In ihrer Forschung analysiert Möhrlein verschiedene Urteile und Gutachten einer Reihe zwischenstaatlicher Tribunale: des Internationalen Gerichtshofs (nicht zu verwechseln mit dem Internationalen Strafgerichtshof), des Internationalen Seegerichtshofs und des Berufungsgremiums der WTO. Basierend auf i) den rechtlichen Fragen des Streits, ii) der Anwendung und Auslegung des Gesetzes im jeweiligen Fall und iii) der Antwort oder Schlussfolgerung dieser Tribunale identifiziert sie fünf gerichtliche Rollen: Streitbeilegung, rechtliche Klärung, gerichtliche Gesetzgebung, Legitimation sowie Kontrolle und Einhaltung.

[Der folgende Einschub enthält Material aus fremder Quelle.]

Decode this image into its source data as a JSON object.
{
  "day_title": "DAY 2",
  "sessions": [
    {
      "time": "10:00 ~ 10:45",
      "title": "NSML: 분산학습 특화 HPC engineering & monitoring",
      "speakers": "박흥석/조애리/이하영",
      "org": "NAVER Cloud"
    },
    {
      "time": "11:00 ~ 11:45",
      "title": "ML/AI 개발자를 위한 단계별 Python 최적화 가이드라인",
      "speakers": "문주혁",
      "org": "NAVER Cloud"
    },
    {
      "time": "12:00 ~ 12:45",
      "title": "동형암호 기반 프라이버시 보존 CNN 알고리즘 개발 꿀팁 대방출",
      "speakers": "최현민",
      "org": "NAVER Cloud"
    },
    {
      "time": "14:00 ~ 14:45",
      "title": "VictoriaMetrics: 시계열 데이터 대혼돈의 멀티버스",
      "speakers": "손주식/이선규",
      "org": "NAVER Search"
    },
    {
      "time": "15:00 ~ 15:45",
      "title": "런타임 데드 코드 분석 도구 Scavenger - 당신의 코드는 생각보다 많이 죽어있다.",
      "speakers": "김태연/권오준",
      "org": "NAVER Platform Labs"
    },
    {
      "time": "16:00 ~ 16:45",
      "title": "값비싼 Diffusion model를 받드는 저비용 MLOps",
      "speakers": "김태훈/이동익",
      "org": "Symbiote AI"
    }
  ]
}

„Streitbeilegung wird oft als Eckpfeiler des Völkerrechts bezeichnet“, erklärt Möhrlein. „Das ist verständlich, denn zwischenstaatliche Gerichte wurden oft mit der Vorstellung gegründet, dass sie eine Alternative zu bewaffneten Konflikten bieten. Doch es ist meist unklar, was Streitbeilegung genau beinhaltet und wo die Grenzen dessen verlaufen, was ein Gericht in dieser Funktion tatsächlich tut. Darüber hinaus werden andere wichtige Rollen wahrgenommen, die für die Entwicklung stabiler Beziehungen zwischen Staaten sowie für die Entstehung und Auslegung des Rechts von großer Bedeutung sind. Es ist wichtig, ein klares Bild dieser Rollen zu haben, denn das erklärt auch, warum ein Gericht Autorität hat und behält.“

Eine „umstrittene Brechstange“

„Die richterliche Gesetzgebung umfasst nicht nur die Anwendung des Rechts, sondern auch die Abgabe von Interpretationen, wie das Recht im Falle von Lücken und in neuen Rechtsbereichen zu verstehen ist. Diese Rolle ist umstritten, da sie dazu führen könnte, dass der Internationale Gerichtshof zu weit in Gebiete eindringt, für die nur Staaten zuständig sind: die Schaffung neuer Verpflichtungen im Völkerrecht. Die Legitimation spielt auch bei internationalen Urteilen und Gutachten eine wichtige Rolle.

„Ein Beispiel ist das Gutachten im Namibia-Fall, wo die Lage politisch festgefahren war und die Gutachtenanfrage einen Durchbruch signalisieren sollte. Macht man es falsch, wird es zum umstrittenen Brecheisen; macht man es richtig, liefert es wertvolle Orientierung“, sagt Möhrlein.

Möhrleins Forschung bietet Erklärungen dafür, warum internationale Tribunale Autorität besitzen und warum viele Staaten (weiterhin) an die Tür des Gerichtshofes klopfen.

„Einerseits wird angenommen, dass ein Gericht dieser Art aufgrund seines Schwerpunkts auf Streitbeilegung nur begrenzte Möglichkeiten hat. Andererseits werden Urteile und Gutachten häufig als Argumente in anderen Fällen verwendet, auch in nationalen. Eine Erklärung dafür ist, dass der Internationale Gerichtshof über die bloße Streitbeilegung hinausgeht. Dies kann man zum Beispiel im Gutachtenverfahren im Zusammenhang mit der Mauer sehen, die Israel um das Westjordanland gebaut hat.

„Der Gerichtshof hat hierzu im Jahr 2004 und im vergangenen Juli erneut Gutachten herausgegeben. Diese Gutachten verbessern die Situation vor Ort zwar (bisher) nicht, gelten aber als Orientierungshilfe dafür, was in diesem Bereich nach internationalem Recht zulässig ist und was nicht. Darüber hinaus können sie dem Ruf eines Landes schaden und eine Orientierung bieten, wie über den Konflikt gesprochen wird“, schreibt Möhrlein.

Dies könnte der Grund sein, warum sich Staaten weiterhin an den Internationalen Gerichtshof wenden.

Weitere Informationen:
Möhrlein, R. Die Vielfalt der judikativen Funktionen internationaler Gerichte und Tribunale. Eine Untersuchung mit Schwerpunkt auf dem Internationalen Gerichtshof.